Sin embargo, comer puchero y asado, beber vino carlón del almacén y vivir en los andurriales, en medio de la chusma, entre el guarangaje del barrio del alto... Le habría gustado una casa, aunque hubiese sido chica, en la calle Florida como entre Cuyo y Temple, por ejemplo, a esas alturas, en el barrio de tono, donde no se veían sino familias decentes, estar allí él también, vivir entre esa gente, poder mostrarse, salir, pararse en la puerta de calle los domingos, a la hora en que pasaban las pollas al Retiro.
Soñaba con tener tertulia en Colón, con ir en coche a Palermo, hacerse vestir por Bonás o Fabre, ser socio de los dos clubs, el Plata y el Progreso, de este último sobre todo, cuyo acceso era mirado por él como el honor más encumbrado, como la meta de las humanas grandezas, y frente al cual, al retirarse a su casa de Colón, solía pasar en noches de baile, contemplando desde abajo la casa bañada en luz, como contemplaba las uvas el zorro de la fábula.
¡Oh, si pudiera, si de algún modo llegara a conseguir, si alguno de sus condiscípulos quisiera encargarse de presentarlo, de apadrinarlo, de empeñarse en su favor!...
¡Pero cómo, siendo quien era, iba a atreverse él, con el padre que había tenido, con la madre, una italiana de lo último, una vieja lavandera!
No era juguete, era serio, era peludo el negocio ese.
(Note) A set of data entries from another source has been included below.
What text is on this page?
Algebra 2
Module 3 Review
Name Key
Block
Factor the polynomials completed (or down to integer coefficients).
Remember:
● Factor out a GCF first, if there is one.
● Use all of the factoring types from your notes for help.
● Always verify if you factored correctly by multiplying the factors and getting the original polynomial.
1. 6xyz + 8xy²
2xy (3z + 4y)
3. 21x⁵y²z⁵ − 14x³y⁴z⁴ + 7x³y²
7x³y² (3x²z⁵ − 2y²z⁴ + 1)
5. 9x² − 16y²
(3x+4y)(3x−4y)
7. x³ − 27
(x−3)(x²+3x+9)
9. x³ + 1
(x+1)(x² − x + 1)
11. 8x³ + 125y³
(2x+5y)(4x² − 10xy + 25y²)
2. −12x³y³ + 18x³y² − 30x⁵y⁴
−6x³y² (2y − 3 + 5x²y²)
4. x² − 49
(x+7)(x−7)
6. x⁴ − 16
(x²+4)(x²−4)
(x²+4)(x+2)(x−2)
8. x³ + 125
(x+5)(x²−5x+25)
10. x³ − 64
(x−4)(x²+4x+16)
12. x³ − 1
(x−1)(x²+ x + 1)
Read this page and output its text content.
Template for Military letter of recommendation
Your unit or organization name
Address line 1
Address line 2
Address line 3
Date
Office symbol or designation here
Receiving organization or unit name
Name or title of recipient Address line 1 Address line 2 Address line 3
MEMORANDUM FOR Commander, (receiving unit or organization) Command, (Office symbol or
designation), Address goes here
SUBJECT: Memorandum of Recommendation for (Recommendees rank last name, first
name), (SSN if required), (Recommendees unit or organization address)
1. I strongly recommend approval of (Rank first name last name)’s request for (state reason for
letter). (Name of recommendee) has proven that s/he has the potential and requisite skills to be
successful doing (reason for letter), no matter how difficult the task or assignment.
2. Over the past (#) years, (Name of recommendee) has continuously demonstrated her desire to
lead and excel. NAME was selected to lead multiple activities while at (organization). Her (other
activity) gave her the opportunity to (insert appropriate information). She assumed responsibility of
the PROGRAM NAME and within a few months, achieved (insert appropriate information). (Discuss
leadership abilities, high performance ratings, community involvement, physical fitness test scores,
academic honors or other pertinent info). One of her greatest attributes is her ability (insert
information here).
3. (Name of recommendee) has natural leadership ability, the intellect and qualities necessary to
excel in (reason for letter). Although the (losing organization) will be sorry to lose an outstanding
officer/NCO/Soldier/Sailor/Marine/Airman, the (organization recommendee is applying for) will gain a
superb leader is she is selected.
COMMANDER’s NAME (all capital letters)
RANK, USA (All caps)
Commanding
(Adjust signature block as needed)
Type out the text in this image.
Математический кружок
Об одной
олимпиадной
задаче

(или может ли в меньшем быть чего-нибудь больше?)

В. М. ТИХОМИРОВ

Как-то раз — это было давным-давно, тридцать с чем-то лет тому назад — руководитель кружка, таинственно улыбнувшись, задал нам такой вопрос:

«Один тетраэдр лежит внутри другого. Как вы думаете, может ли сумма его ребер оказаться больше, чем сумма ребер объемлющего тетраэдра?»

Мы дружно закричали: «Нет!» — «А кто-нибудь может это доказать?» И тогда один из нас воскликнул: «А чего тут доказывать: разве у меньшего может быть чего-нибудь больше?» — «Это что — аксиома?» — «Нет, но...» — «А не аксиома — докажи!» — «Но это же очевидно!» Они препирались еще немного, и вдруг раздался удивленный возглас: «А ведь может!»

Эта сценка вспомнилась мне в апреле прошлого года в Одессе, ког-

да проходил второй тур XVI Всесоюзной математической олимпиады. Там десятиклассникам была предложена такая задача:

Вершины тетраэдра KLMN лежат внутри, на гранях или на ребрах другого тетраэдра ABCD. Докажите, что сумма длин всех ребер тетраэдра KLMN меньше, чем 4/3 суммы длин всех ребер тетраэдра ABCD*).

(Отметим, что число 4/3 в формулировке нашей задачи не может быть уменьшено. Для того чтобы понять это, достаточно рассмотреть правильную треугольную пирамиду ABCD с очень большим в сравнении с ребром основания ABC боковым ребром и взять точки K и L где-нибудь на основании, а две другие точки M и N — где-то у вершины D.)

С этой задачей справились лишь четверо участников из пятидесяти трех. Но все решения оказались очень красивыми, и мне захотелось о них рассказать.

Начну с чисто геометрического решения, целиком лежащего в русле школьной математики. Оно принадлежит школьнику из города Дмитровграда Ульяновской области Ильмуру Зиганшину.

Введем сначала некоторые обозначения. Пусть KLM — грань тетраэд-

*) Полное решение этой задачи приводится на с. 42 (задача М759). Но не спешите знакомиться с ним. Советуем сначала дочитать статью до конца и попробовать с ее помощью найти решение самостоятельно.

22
Había de socios, según decían, una punta de camastrones, unitarios orgullosos y retrógrados que manejaban los títeres y no entendían de chicas, que le espulgaban la vida a uno y le sacudían, sin más ni más, por quítame allá esas pajas, cada bolilla negra que cantaba el credo.
¡Su padre... menos mal ése, se había muerto y de los muertos nadie se acordaba; pero su madre viva y a su lado, estando con él, era una broma, un clavo, adónde iría él que no lo vieran, que no supieran, que no le hiciese caer la cara de vergüenza con la facha que tenía, con sus caravanas de oro y su peinado de rodetes!
Una idea fija, pertinaz, un único pensamiento desde entonces lo ocupó, llenó su mente; verse libre, deshacerse de ella: la enfermedad de la pobre vieja fue el pretexto:
-Está siempre padeciendo ahí mamá usted, con esa tos maldita que no le da descanso. ¿Por qué no se resuelve y hace un viaje a Italia? El aire del mar le había de sentar, ve a su familia, se queda allá unos meses con ella y después vuelve; yo la espero.
Se rehusó, protestó en un principio la infeliz:
-¿A Italia yo... dejarte a ti, mi hijito, irme tan lejos enferma y sola... estás loco, muchacho... y si me muero y si no te vuelvo a ver?...
Si se hubiese mostrado dispuesto a acompañarla él... todavía, fuera otra cosa así... no decía que no, lo pensaría y consiguiendo dejar alquilada la casita y arreglando previamente sus cosas, su platita...
Pero no podía Genaro, no había ni qué pensar en eso, se lo impedían sus estudios, sus tareas, era cuestión para él nada menos que de su porvenir, de su carrera.
Al fin llorosa y triste, profundamente afectada, pero incapaz de oponer una seria resistencia, al ascendiente, al absoluto dominio que, en su cariño infinito de madre, inconscientemente había dejado que ejerciese sobre su ánimo Genaro, concluyó por ceder y resignarse.
Bien sabía, bien lo comprendía que era de balde todo, que su mal no tenía cura. ¡Pero cómo decirle que no al pobrecito!... Lo hacía por ella, por su bien, porque veía que no le daba alivio la enfermedad.
¡Cuánto y cuánto debía quererla su Genaro cuando así se conformaba con separarse de ella!